Algérie : Tebboune indésirable en France
Si la visite d’Etat que devait effectuer le 2 mai dernier le président algérien, Abdelmadjid Tebboune, a été annulée du côté algérien par les véritables décideurs du pays, à savoir les généraux d’une armée de plus en plus influente sur la scène politique, cette fois l’annulation vient du côté français où l’on estime que le président algérien ne remplit pas les critères qui lui permettent d’effectuer une visite d’Etat à Paris.
De nombreux griefs sont retenus contre le représentant de la junte militaire algérienne véritable détentrice du pouvoir dans un pays plongé dans la spirale de la répression de toute contestation politique et / ou sociale. Entre autres raisons qui font de Tebboune indésirable en France, les incessantes violations des droits de l’homme commises dans un pays où tout doit obéir au doigt et à l’œil au tout puissant pouvoir militaire. Pas un seul jour ne passe sans que des citoyens ne soient incarcérés pour de fallacieuses accusations « d’incitation à attroupement non armé », « atteinte à la sécurité de l’Etat » et « atteinte à corps constitué » etc.
Plus de 500 personnes croupissent, aujourd’hui, dans les geôles du duo Tebboune-Chengriha et plus de 2000 autres sont en sursis. 51 militants politiques ont été condamnés à la peine capitale et une vingtaine d’autres condamnés à perpétuité. Jamais les violations des droits humains n’avaient atteint pareil niveau dans la région du Maghreb comme aujourd’hui en Algérie. C’est ce qui fait dire à un ancien militant « l’Algérie qualifiée jadis de Mecque des révolutionnaires est, aujourd’hui, le tombeau des révolutionnaires ».
Outre les violations des droits humains, il est reproché à Alger beaucoup d’incohérences dans la conduite de ses relations avec la France. Si Tebboune se montre conciliant voire complaisant à l’égard de la France, du côté des militaires on a tendance à garder une certaine hostilité vis-à-vis de l’ancienne puissance coloniale. Juste pour entretenir le fond de commerce d’une armée qui se veut montrer patriotique face à un peuple unanimement antimilitariste.
Tout récemment, un faux scoop élaboré dans les officines des services de renseignements, publié par deux quotidiens de la presse nationale, mettait dans le même sac « la France et les deux ennemis traditionnels, le Maroc et Israël dont les services secrets s’étaient réunis en Israël pour arrêter un plan de déstabilisation de l’Algérie en provoquant des troubles dans 4 départements algériens, Alger, Oran et les deux importantes villes de la Kabylie Tizi-Ouzou et Bejaïa » selon les concepteurs de ce Fake. De nombreux observateurs ont vu dans « ce complot franco-israélo-marocain, tiré par les cheveux » une volonté des militaires de parasiter la prochaine visite de Tebboune à Paris et surtout discréditer Tebboune aux yeux de son « ami » Macron ». Quoique l’on dise, ils ont réussi dans leur manœuvre. Même le locataire de l’Elysée ne croit plus en Tebboune. « A quoi bon signer des accords et des protocoles avec un homme qui ne décide de rien et qui est incapable de tenir ses promesses » se serait dit Emmanuel Macron.

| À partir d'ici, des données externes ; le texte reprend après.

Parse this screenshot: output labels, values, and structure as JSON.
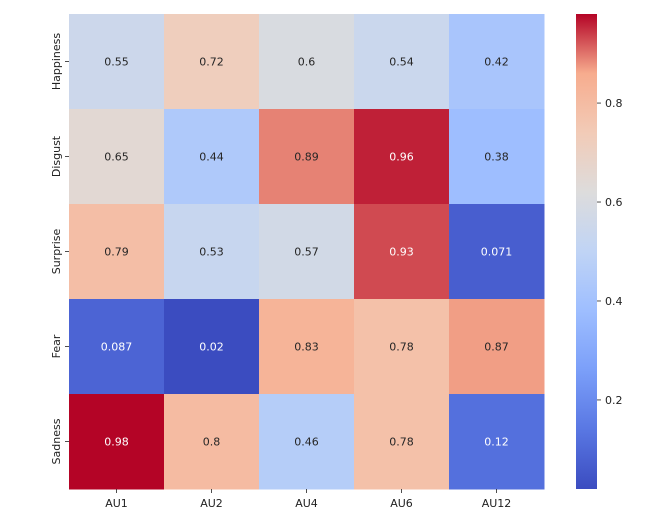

Finalement, Tebboune a réussi l’exploit de se mettre à dos les forces politiques françaises qui ne veulent pas de lui et ses sponsors militaires qui veulent torpiller ses relations, aussi fragiles soient-elles, avec le président français. Cette nouvelle annulation de la visite qu’il devait effectuer à Paris vient dans le prolongement d’une autre annulation. Celle de Moscou. Poutine, très au fait des secrets des arcanes du régime algérien, n’a pas jugé utile de recevoir un Tebboune hésitant ne sachant pas dans quels bras se blottir. Tantôt il jette son dévolu sur Macron. Tantôt il joue à fond la carte russe en dépensant le plus gros du budget de son armée dans la ferraille russe tout en faisant les yeux doux à Washington.
Tout compte fait, Tebboune novice en matière de diplomatie ne sait pas exactement sur quel pied danser et se comporte comme un citoyen lambda dans le monde des grands. Ainsi, après son absence forcée au sommet de la Ligue Arabe à (les Saoudiens lui ont exprimé clairement qu’ils ne voulaient pas de sa présence à Djeddah), et après avoir été ignoré par le BRICS qu’il voulait intégrer, Tebboune essuie deux nouveaux revers diplomatiques, à savoir l’annulation de ses visites à Moscou et à Paris.
Des revers qu’il tente d’effacer en faisant croire aux Algériens que l’obtention d’un siège de membre non permanent au Conseil de Sécurité de l’ONU est un énorme succès diplomatique. Pourtant ce siège est obtenu sans la moindre opposition et sans le moindre effort.